Akut Bronşitin Belirtileri
Akut bronşit belirtileri genellikle soğuk algınlığından hemen sonra kendini göstermeye başlar. Genellikle ilk belirtiler burun akıntısı, hapşırma, gözlerde yanma ve kızarma olur. Devamında ise kuru ve yakıcı bir öksürük ortaya çıkabilir. Bazı hastalarda ateş 38-39 derecelere çıkabiliyorken, bazı hastalarda ise hiç ateş görülmez. Akut bronşit ile birlikte kendini gösterecek olan diğer belirtiler ise şu şekildedir:
- Öksürürken göğüs kemiği arasında hissedilen batar tarzda bir ağrı,
- Kusma,
- Yaşlı hastalarda nefes darlığı,
- Sarı ve yeşil renklerde balgam,
- Halsizlik ve iştahsızlık,
Akut bronşit yaygın olarak sıradan bir mevsim hastalığı olarak kabul edilir ve genellikle 1 hafta ila 10 gün içerisinde herhangi bir kalıcı etki olmaksızın iyileşebilir. Akut bronşitin 3 haftadan fazla sürdüğü, uyumayı engellediği, 38 dereceden yüksek ateşin ortaya çıktığı, renksiz mukus üretiminin gerçekleştiği ve nefes darlığının ortaya çıktığı durumlarda, daha ciddi risk faktörlerinin önlenmesi adına bir doktora başvurulmalıdır. Özellikle bebekler, çocuklar, ileri yaşta bulunanlar ve kalp hastaları için ciddi sağlık sorunları ortaya çıkabilir.
Akut Bronşitin Tedavisi
Akut bronşit genellikle tedavi olmaksızın iyileşebilen bir hastalıktır. Fakat tedavi sürecini hızlandırmak için ilaç, terapi ya da yaşam tarzı değişiklikleri gibi yöntemler de uygulanabilir. Özellikle bakteriyel enfeksiyonlar için antibiyotikler kullanılabilir. Akut bronşit tedavisinde başvurulan diğer tedavi yöntemleri ise şu şekilde listelenmiştir:
- Öksürük uyumaya engelse, öksürük kesici ilaçlar ya da buhar banyosu (inhalasyon/nebül) kullanılabilir.

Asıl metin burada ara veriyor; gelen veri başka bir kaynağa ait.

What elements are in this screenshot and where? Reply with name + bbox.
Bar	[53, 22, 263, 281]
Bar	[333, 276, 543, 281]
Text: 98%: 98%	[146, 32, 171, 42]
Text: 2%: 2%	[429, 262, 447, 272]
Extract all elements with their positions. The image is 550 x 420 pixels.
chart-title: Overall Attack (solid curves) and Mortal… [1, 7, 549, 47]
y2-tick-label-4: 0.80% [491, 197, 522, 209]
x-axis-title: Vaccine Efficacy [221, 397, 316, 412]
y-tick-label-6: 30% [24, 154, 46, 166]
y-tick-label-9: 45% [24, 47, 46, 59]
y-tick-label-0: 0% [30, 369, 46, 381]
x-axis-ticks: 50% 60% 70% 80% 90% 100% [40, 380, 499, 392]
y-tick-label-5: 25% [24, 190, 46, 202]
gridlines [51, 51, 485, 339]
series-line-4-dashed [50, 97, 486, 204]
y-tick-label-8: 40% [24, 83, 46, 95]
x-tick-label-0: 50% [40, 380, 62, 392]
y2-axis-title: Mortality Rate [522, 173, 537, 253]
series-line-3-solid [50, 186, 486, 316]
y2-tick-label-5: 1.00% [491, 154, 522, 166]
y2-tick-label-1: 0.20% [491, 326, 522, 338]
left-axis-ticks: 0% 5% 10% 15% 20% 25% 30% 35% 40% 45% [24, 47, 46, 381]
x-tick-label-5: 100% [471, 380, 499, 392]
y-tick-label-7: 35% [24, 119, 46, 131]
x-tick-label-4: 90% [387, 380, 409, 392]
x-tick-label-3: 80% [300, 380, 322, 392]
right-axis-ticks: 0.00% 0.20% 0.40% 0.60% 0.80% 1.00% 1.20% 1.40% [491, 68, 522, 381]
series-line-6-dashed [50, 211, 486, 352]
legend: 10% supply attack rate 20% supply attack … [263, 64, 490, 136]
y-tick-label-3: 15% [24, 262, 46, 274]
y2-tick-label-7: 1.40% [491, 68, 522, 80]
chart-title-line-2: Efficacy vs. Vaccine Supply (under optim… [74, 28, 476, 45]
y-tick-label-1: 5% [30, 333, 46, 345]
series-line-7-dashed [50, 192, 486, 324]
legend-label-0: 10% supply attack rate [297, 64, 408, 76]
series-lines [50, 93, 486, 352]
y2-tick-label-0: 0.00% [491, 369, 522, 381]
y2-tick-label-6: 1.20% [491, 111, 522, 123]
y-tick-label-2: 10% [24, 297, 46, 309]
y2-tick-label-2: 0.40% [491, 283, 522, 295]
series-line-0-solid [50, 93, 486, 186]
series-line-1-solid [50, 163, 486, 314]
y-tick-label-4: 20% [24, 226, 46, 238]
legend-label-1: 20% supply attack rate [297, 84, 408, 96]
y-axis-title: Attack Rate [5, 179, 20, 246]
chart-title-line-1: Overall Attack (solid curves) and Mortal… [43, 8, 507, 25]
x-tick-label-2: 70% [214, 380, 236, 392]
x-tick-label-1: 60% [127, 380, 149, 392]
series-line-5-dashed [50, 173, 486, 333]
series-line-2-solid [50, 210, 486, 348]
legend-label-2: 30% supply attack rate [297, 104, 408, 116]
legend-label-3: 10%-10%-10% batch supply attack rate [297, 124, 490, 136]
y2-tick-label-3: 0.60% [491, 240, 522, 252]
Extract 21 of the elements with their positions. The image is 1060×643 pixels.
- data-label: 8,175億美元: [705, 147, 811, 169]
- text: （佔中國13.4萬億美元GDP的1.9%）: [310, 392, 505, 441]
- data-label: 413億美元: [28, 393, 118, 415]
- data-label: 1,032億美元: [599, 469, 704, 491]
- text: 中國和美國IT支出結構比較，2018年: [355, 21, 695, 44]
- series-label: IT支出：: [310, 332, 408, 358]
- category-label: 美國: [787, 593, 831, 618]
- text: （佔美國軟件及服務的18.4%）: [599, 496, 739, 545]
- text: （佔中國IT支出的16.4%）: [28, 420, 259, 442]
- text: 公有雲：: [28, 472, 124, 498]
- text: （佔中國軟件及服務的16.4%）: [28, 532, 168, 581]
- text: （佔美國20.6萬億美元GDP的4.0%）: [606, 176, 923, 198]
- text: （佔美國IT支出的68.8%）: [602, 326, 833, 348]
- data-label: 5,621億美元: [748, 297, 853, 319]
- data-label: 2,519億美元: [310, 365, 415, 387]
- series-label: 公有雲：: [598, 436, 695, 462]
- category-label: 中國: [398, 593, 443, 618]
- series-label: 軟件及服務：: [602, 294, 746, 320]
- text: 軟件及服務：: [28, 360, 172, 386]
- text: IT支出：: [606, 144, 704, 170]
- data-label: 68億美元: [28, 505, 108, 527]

- Alerji, astım ya da KOAH varsa, akciğerlerdeki iltihabı azaltmak için doktorlar tarafından çeşitli ilaçlar önerilebilir.
- Solunum egzersizleri uygulanabilir.
- Birkaç günlük yatak istirahati önerilir.
- Hasta soğuktan korunmalı ve odası nemlendirilmelidir.
- Koyu ve yapışkan balgam varsa bol miktarda su tüketilmelidir.
- Yüksek ateşi olan hastalar için ateş düşürücü önerilebilir.
Hastalığın seyrine göre bu tedavi yöntemlerinin yalnızca birkaçı kullanılabileceği gibi, hepsi bir arada da kullanılabilir. Elbette hem kullanılacak olan ilaç kullanımı, hem terapi yöntemleri, hem de yaşam tarzı değişiklikleri doktor tarafından önerildiği şekilde uygulanmalıdır.